Monday, 24 November 2014
Last updated 2 days ago
May 7 2013 | 1:29pm ET
Equity long/short hedge funds are on track to return over 20% in 2013—their best performance in over a decade—having returned over 6% in the first four months, reports eVestment.
Oddly, given this strong performance, long/short equity funds had the highest net investor outflows in 2012 and have continued to see outflows into 2013.
Hedge funds generally returned 1.04% on average in April, putting them up 4.6% for the first four months of 2013, according to the data provider.
Commodity funds remain the only strategies in the red, a fact eVestment attributes to their aggregate long-bias to commodity prices. Commodities strategies lost 0.85% in April and are down 2.28% YTD.

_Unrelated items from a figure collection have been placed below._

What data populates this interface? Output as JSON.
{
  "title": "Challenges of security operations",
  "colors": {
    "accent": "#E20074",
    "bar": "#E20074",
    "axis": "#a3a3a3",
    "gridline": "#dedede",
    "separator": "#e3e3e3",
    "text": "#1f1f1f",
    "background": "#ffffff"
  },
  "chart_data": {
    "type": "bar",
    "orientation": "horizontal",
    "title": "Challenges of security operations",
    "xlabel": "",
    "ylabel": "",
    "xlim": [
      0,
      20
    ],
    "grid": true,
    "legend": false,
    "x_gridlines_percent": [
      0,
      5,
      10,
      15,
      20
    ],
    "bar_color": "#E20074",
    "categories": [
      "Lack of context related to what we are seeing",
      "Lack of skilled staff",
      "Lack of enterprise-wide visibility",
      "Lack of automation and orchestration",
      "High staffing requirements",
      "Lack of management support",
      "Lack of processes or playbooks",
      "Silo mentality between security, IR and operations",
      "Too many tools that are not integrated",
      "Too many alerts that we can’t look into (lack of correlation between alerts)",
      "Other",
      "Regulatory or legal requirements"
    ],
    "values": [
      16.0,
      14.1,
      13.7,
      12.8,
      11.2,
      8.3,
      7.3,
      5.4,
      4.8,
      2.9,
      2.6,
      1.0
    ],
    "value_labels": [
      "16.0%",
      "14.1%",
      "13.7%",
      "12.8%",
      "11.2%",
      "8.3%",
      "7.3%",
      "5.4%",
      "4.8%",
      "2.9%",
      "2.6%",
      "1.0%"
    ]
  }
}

Sharp price drops for gold and silver mid-April were not meaningful across the industry, says eVestment, although they may have hurt funds with dedicated precious metals exposure (see: John Paulson's Gold Fund).
Credit strategies posted modest April gains and look set to duplicate their 2012 performance. ABS and MBS focused funds were up 1.00% and 1.20%, respectively, in April and 8.9% and 5.1% YTD.
Managed futures added 1.02% in April to bring their YTD totals back into the black.
Regionally, says eVestment, exposure to Japan’s monetary policy-driven equity market boom has produced once-in-a-generation hedge fund performance: Japan-focused funds are up nearly 20% through April.
China funds rebounded over 2% in April and emerging Europe-focused funds shed almost 2%, although emerging-Europe funds have performed better than their China counterparts YTD.